Her ears were full of the music that wailed and throbbed in the breast of the night.
“Can’t you forgive that one going back on myself after all these days and—and nights together? Haven’t I proved anything to you in them?”
“You have seemed to, perhaps. But men so often seem, and aren’t. And I did think you knew why I had married you.”
“Tell me why you married me.”
“Not to-night.”
“Long ago,” he said, and now he spoke slowly, and with a deep earnestness which suddenly caught the whole of her attention, “Long ago I loved a girl, Ruby. She was very young, knew very little of the world, and nothing at all of its beastlinesses. I think I loved her partly because she knew so little, she was so very pure. One could see—see in her eyes that they had never looked, even from a distance, on mud, on anything black. She loved me. She died. And, after that, she became my ideal.”
He looked at her, slowly lifting his head a little. There was a light in his eyes which for a moment half frightened, half fascinated her, so nakedly genuine was it—genuine as a flame which burns straight in an absolutely windless place.
“In my thoughts I always kept her apart from all other women—always—for years and years, until one night in London, after I knew you.

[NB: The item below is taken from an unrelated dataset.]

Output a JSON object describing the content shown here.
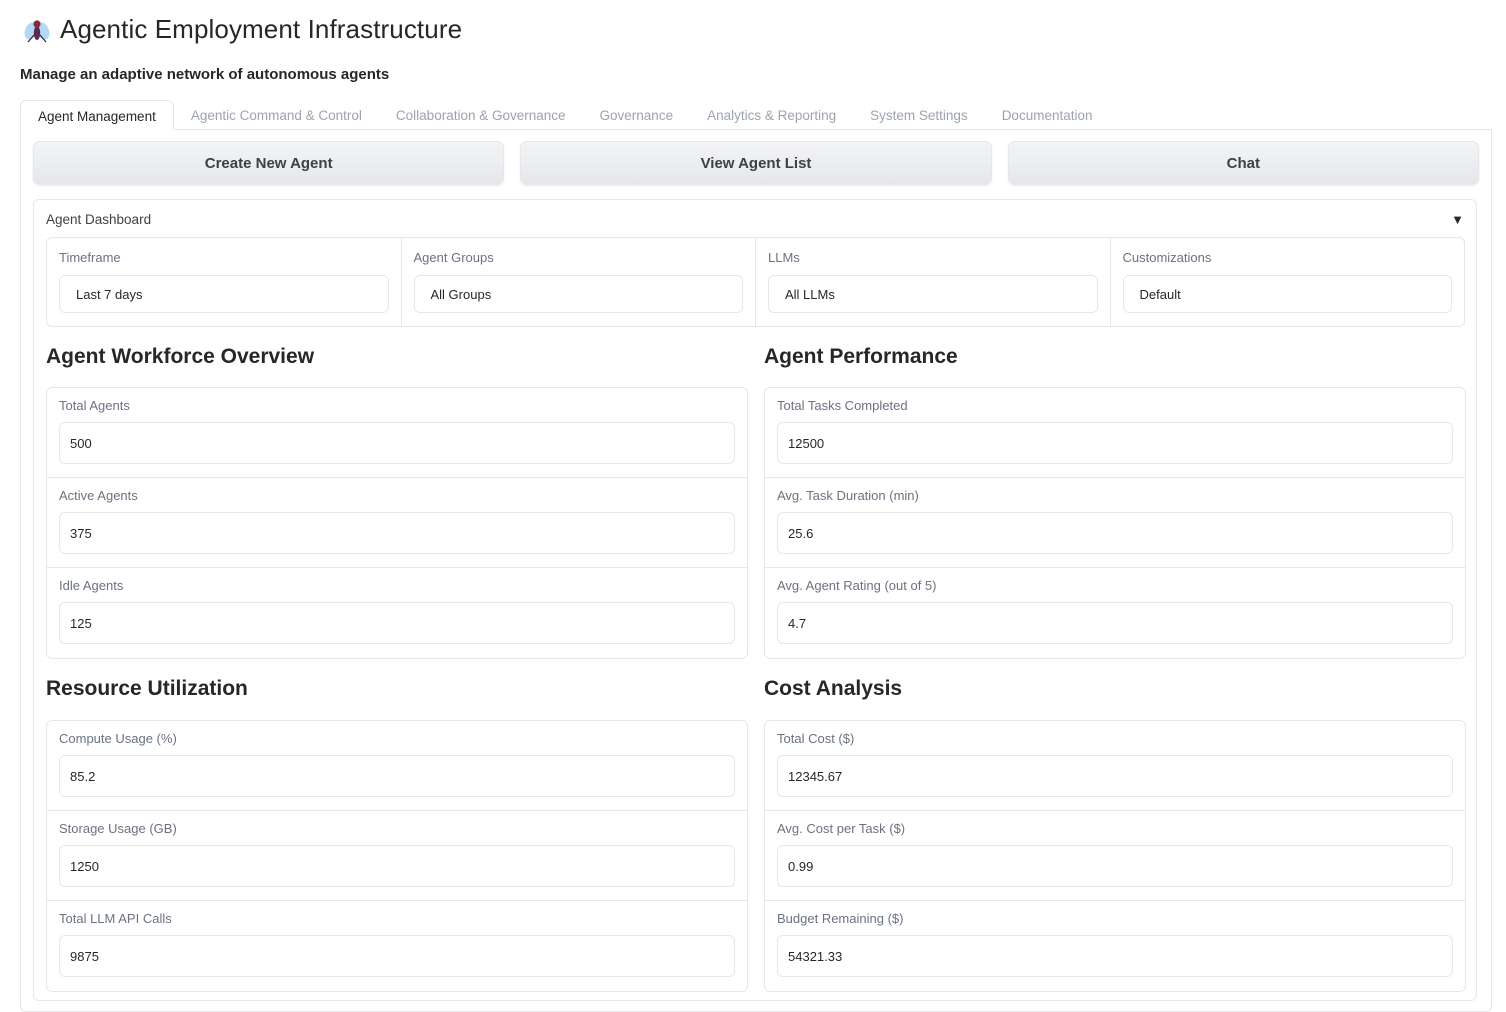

That night—I don’t know how it was, or why—I seemed to see her and you standing together, looking at each other; I seemed to know that in you both—I don’t know how to tell it exactly”—he stopped, looked down, like one thinking deeply, like one absorbed in thought—“that in you both, mixed with quantities of different things, there was one thing—a beautiful thing—that was the same. She—she seemed that night to tell me that you had something I had loved in her, that it was covered up out of sight, that you were afraid to show it, that nobody believed you had it within you. She seemed to tell me that I might teach you to trust me and show it to me. That night I think I began to love you. I didn’t know I should ever tell this to any one, even to you. Do you think I could tell it if I distrusted you as much as you seem to think?”
“Give me a glass of Apollinaris, will you, Nigel?” she said. “It’s over there beside the bed.”
“Apollinaris!”
He stared at her as if confused by this sudden diversion.
“Over there!”
She pointed. The long sleeve, like a wing, fell away from her soft, white arm.
“Oh—all right.”
He went to get it. She sat still, looking out through the open window to the moonlight that lay on the white stone of the balcony floor. She heard the chink of glass, the thin gurgle of liquid falling. Then he came back and stood beside her.
“Here it is, Ruby.”
The enthusiasm had gone out of his voice, and the curious light had gone out of his eyes.